Authors: Say Wei Foo, Qi Dong

Abstract:

Digital watermarking is one of the techniques for copyright protection. In this paper, a normalization-based robust image watermarking scheme which encompasses singular value decomposition (SVD) and discrete cosine transform (DCT) techniques is proposed. For the proposed scheme, the host image is first normalized to a standard form and divided into non-overlapping image blocks. SVD is applied to each block. By concatenating the first singular values (SV) of adjacent blocks of the normalized image, a SV block is obtained. DCT is then carried out on the SV blocks to produce SVD-DCT blocks. A watermark bit is embedded in the highfrequency band of a SVD-DCT block by imposing a particular relationship between two pseudo-randomly selected DCT coefficients. An adaptive frequency mask is used to adjust local watermark embedding strength. Watermark extraction involves mainly the inverse process.
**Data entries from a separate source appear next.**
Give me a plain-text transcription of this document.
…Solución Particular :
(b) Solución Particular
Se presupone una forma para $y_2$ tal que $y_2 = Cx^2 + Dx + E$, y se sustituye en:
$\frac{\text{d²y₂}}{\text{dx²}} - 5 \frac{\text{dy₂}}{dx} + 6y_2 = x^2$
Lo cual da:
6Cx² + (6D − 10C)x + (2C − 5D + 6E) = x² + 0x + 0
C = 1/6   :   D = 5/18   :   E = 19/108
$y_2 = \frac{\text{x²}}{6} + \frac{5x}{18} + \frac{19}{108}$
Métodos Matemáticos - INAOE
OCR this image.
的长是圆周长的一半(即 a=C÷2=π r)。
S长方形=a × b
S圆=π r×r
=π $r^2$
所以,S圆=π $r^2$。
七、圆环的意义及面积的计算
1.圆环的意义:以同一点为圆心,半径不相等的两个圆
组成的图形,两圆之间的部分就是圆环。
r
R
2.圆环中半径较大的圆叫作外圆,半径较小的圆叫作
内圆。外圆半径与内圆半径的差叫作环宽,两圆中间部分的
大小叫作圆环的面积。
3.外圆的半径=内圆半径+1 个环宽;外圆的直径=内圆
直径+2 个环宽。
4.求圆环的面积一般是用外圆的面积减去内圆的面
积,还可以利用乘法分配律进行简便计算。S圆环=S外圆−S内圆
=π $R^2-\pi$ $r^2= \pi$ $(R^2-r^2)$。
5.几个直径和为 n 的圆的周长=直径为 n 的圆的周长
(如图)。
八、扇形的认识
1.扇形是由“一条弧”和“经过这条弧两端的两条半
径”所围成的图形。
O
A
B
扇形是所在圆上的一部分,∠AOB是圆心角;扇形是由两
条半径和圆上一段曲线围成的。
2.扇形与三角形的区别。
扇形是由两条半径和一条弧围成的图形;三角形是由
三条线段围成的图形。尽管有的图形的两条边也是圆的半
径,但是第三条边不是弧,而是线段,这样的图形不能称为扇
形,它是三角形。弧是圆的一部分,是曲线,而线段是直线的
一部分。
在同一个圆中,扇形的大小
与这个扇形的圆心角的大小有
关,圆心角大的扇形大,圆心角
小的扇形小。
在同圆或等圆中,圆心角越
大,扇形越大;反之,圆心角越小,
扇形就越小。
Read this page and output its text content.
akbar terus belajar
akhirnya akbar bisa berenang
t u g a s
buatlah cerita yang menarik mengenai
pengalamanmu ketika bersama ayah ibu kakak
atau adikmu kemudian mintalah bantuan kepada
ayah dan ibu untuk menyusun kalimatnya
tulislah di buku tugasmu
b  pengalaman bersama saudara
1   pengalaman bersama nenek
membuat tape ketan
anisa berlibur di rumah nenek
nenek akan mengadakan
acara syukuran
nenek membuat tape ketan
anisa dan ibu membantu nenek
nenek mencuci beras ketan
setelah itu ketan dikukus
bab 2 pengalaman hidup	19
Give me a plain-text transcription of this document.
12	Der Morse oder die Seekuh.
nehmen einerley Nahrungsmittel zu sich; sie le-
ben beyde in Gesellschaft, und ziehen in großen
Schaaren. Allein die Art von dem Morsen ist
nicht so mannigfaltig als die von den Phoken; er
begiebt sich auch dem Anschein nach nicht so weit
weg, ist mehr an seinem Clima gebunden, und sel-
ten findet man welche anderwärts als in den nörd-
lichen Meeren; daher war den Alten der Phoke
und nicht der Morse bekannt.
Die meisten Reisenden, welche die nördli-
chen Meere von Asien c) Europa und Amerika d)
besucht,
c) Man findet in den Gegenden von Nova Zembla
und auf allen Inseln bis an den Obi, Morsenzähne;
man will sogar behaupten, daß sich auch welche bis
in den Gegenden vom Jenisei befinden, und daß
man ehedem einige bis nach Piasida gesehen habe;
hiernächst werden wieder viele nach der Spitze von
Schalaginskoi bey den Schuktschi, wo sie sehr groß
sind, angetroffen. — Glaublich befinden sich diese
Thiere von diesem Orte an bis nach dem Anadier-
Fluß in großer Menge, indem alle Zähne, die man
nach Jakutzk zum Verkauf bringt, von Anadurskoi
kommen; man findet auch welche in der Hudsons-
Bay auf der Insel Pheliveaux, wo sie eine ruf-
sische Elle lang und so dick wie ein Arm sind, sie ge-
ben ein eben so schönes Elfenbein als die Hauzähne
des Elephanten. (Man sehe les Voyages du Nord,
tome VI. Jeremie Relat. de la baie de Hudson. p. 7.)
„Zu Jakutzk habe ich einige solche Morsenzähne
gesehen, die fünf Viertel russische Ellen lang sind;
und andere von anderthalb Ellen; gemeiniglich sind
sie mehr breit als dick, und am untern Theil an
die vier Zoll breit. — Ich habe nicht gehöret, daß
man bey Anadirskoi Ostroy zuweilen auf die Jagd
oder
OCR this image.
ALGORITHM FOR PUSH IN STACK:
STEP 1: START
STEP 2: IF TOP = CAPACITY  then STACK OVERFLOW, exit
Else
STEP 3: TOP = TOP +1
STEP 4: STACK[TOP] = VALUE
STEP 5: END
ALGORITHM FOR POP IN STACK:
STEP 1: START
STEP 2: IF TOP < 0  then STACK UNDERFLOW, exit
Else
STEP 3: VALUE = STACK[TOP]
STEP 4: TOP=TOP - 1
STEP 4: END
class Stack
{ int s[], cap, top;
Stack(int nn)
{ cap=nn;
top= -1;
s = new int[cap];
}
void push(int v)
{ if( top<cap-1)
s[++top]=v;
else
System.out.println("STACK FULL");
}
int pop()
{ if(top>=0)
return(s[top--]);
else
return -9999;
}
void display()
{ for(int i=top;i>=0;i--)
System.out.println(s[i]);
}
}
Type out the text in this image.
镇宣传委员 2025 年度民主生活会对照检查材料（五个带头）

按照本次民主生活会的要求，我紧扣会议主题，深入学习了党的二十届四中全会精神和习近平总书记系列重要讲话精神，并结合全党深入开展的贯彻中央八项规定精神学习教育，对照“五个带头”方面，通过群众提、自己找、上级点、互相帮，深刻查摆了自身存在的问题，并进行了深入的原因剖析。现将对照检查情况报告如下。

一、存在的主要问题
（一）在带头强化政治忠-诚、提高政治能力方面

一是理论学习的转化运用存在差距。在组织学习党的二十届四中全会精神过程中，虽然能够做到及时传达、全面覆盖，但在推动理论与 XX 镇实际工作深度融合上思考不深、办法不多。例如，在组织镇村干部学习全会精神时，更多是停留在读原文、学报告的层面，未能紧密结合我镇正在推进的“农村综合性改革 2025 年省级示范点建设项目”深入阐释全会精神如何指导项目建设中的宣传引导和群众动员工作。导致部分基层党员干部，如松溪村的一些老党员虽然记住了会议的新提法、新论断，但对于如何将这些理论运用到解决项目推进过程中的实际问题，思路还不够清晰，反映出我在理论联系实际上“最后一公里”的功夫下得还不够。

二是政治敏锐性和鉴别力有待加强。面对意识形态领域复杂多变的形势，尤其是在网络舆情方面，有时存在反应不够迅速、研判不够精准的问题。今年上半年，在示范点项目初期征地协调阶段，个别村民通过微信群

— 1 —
The watermark extracting method is blind and efficient. Experimental results show that the quality degradation of watermarked image caused by the embedded watermark is visually transparent. Results also show that the proposed scheme is robust against various image processing operations and geometric attacks.

Keywords: Image watermarking, Image normalization, Singularvalue decomposition, Discrete cosine transform, Robustness.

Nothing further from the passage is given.